She wasn’t trying to break the Ward.

She was studying it and drawing just enough power to see how the structure responded without forcing the Academy to fully defend itself.

And just as carefully, she was watching to see whether the sprites would notice…whether I would notice.

The realization sent a chill through me that had nothing to do with the heat in the room.

“She’s measuring,” I murmured.

The flame tightened again, so slightly I might have missed it if I hadn’t been watching.

For an instant, something brushed the back of my thoughts. It wasn’t a voice and it wasn’t quite a feeling either.

You see it.

The words never formed clearly, but the meaning settled in all the same.

You see what I’m doing.

I closed my eyes for a moment and drew in a slow breath, willing my pulse to steady despite the heat burning beneath my skin.

I can do far more.

My eyes opened, and I followed the distorted line. It didn’t stretch beyond the Ward or anchor somewhere outside it. Instead, it curved inward, slipping into the deeper seam where the Academy’s magic joined the perimeter defenses.

She wasn’t just siphoning heat.

She was mapping the structure.

The sprites flared brighter as they darted around the cauldrons, their movements quick and agitated now.

“Easy,” I said quietly. “We’ve got this.”

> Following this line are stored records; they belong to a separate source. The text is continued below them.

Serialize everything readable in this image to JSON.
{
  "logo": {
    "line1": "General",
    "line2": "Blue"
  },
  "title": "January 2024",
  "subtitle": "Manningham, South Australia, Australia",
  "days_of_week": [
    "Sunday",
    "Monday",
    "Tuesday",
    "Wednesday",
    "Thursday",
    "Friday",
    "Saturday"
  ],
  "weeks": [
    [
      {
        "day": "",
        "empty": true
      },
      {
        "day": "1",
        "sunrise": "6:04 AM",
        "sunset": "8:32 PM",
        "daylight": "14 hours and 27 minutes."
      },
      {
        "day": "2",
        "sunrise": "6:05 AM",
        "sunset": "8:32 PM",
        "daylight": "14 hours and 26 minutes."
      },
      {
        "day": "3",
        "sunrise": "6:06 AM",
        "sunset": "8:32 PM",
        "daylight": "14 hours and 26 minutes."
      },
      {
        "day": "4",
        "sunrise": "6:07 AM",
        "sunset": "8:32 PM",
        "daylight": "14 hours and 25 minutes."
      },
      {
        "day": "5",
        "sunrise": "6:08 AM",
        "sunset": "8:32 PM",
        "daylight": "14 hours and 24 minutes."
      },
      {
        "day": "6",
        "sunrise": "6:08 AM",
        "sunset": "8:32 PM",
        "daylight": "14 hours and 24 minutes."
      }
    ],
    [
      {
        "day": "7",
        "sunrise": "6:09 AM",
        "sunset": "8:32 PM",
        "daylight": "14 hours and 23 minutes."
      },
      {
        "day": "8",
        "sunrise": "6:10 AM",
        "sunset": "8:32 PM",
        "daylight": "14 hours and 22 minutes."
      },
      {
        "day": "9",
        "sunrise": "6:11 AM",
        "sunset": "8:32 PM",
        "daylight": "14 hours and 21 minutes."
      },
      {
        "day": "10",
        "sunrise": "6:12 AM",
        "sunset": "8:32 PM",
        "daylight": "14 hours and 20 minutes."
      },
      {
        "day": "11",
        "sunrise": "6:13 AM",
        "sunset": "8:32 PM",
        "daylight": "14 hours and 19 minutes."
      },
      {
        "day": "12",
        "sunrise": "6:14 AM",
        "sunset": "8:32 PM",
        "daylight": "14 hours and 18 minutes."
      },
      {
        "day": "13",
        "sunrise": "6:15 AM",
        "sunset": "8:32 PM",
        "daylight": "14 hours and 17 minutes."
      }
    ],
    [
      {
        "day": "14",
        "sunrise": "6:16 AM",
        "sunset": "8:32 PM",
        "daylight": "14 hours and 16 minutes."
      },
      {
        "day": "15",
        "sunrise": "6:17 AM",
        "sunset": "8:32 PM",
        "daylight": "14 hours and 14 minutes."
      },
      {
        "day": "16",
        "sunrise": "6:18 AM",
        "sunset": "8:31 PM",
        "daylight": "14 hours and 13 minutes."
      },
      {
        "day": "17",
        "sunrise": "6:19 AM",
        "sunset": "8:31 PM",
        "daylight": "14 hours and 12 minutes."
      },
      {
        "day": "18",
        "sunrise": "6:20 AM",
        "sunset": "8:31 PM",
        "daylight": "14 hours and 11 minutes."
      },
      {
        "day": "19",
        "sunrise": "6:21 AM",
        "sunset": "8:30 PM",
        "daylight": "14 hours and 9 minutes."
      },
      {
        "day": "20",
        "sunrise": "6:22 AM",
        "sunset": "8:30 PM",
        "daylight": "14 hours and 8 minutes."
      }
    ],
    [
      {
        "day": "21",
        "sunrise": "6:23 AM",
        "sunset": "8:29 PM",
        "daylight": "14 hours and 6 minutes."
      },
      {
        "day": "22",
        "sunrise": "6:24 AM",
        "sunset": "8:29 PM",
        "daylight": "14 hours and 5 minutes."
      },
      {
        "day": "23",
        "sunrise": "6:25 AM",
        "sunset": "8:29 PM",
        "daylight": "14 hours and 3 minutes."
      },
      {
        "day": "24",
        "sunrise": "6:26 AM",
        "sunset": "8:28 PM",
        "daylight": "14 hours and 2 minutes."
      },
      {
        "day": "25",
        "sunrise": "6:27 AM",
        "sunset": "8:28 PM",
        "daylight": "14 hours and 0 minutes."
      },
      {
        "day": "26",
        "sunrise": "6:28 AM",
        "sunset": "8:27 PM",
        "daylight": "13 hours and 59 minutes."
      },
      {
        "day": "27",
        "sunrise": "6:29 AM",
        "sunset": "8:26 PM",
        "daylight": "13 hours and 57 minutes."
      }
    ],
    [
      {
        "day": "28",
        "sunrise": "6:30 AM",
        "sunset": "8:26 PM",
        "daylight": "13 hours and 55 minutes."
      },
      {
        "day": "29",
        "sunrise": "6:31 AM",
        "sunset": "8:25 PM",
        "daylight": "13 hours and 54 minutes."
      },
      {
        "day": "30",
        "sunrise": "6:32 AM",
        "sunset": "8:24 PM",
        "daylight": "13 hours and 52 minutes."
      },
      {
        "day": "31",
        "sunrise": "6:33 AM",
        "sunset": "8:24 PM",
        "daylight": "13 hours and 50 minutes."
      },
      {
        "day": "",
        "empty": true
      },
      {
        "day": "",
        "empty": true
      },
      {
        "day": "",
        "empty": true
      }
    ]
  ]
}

I stepped around the cauldron and followed the thin line of distortion to where it disappeared into the seam of the floor. The stone there gave off a faint pulse, something most people would never notice. But the Academy’s mark burned along my skin, and it made the glow impossible to miss.

My birthmark flared again, sharper this time, like it was pushing me forward.

I slowed for a moment.

Getting closer meant stepping directly into whatever loop the Priestess had created. The cauldron wasn’t just pulling power. It was a connection. If I touched it, she would feel that, but then again, she already knew I was here.

That had been clear the moment the cauldron tightened under my gaze. She was waiting now, watching to see what I would do next.

The thread pulled again, a little stronger this time, and something in that movement felt almost… impatient.

She hadn’t been surprised when the Academy woke. If anything, it felt as though she had been counting on it.

Perhaps waiting so she could infiltrate when our thoughts were elsewhere.

Which meant this wasn’t a reaction to the Academy stirring.

It was part of a larger plan.

Behind me, the memory cauldrons flickered again. One of the sprites spun wildly for a second before catching itself, its glow noticeably dimmer than before. The others darted around it, their movements sharp and restless as they tried to keep the heat balanced.

My jaw tightened.

“You don’t get to feed off this,” I muttered.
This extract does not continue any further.